Well, sure, but it’s a lot easier to condemn a politician who no longer plays any important role in one’s own side’s policy goals. Condemning a sitting politician is a lot harder than one from a couple generations ago. Liberals now condemning Democratic sexual predators might protest that we have merely evolved with changing standards. But Bill Clinton’s behavior was made into a live issue in last year’s campaign. You didn’t see a lot progressives lining up to renounce him as a rapist. We could have had this reassessment of Clinton’s moral fitness last year. But maybe it seemed like keeping the presidency out of Trump’s hands was more important. And maybe that decision was … understandable.

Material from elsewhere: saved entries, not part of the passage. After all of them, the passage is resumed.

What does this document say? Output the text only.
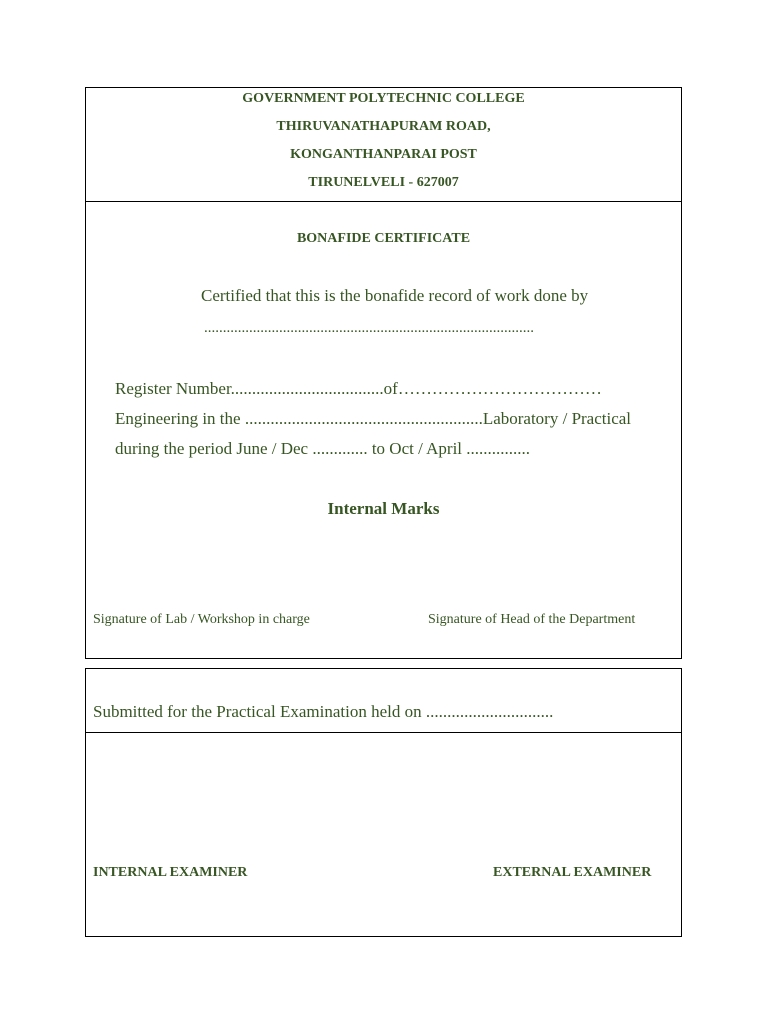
GOVERNMENT POLYTECHNIC COLLEGE
THIRUVANATHAPURAM ROAD,
KONGANTHANPARAI POST
TIRUNELVELI - 627007
BONAFIDE CERTIFICATE
Certified that this is the bonafide record of work done by
........................................................................................
Register Number....................................of………………………………
Engineering in the ........................................................Laboratory / Practical
during the period June / Dec ............. to Oct / April ...............
Internal Marks
Signature of Lab / Workshop in charge	Signature of Head of the Department
Submitted for the Practical Examination held on ..............................
INTERNAL EXAMINER	EXTERNAL EXAMINER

There are certainly some confounding factors that render the simple Clinton-Moore equation more complicated. In Moore’s case, there were already several causes to disqualify him from holding public office, such as his habit of ignoring the law or his insistence that Muslims have no right to serve in Congress, which ought to be a bright red line. (Moore’s pledge to support a coup against Senate Majority Leader Mitch McConnell offers his party another reason not to want him in the Senate.) There is no imaginable Democratic Roy Moore because the Democratic Party doesn’t nominate authoritarian lunatics for high-level national office in the first place.
Also, as Goldberg writes, Clinton was targeted by false accusations generated by an unscrupulous right-wing media, which made it more plausible to dismiss even the believable accusations. But others argued with sometimes brutal frankness that Clinton’s use of his powers of office simply mattered more. “I’d be happy to give him [oral sex] just to thank him for keeping abortion legal,” wrote Nina Burleigh, notoriously.
In practice, it’s rare and difficult for politicians and even commentators to lay their calculation quite so bare. In 1998, Gloria Steinem characterized Clinton as an adulterer but not a harasser, and therefore morally kosher if a bit skeezy. Even Mo Brooks doesn’t go so far as to insist Moore’s abuse of teen girls doesn’t matter — he hedges by calling the charges “contested.” The practical problem with disavowing the actions but supporting the actor is that partisan debate tends to draw people into supporting both. Moore’s supporters might be motivated by a desire to pass laws they believe in, but many of them are expressing their position in terms of dismissing the large and growing body of evidence of his misdeeds.
Still, the motivation is understandable. In the 2018 midterm elections, Democrats need to gain three Senate seats to control the majority. Two of them, in Nevada and Arizona, lie within easy reach. The third seat would require a huge upset in deep red territory. If Democrats win a seat in Alabama, then a Democratic Senate in 2019 grows vastly more likely.
The Republican Establishment is trying to maneuver out of the binary choice of electing Roy Moore or putting their control of the upper chamber at risk by exploring exotic schemes, like voting to deny Moore a seat if he wins and replacing him with another appointed Republican. But if their machinations fail, they’ll be faced with a stark choice.
It’s easy to feel superior about this when opposition to grotesque treatment of teenage girls lines up neatly with your own party’s well-being. If you’re a liberal, ask yourself what you would do if the circumstances were reversed. Give the other party a Senate seat and a possible majority, and forfeit your control of staffing the Cabinet, appointing judges, and passing laws you consider vital for the country’s future? Or allow one of the votes for those things to be cast by a sexual predator?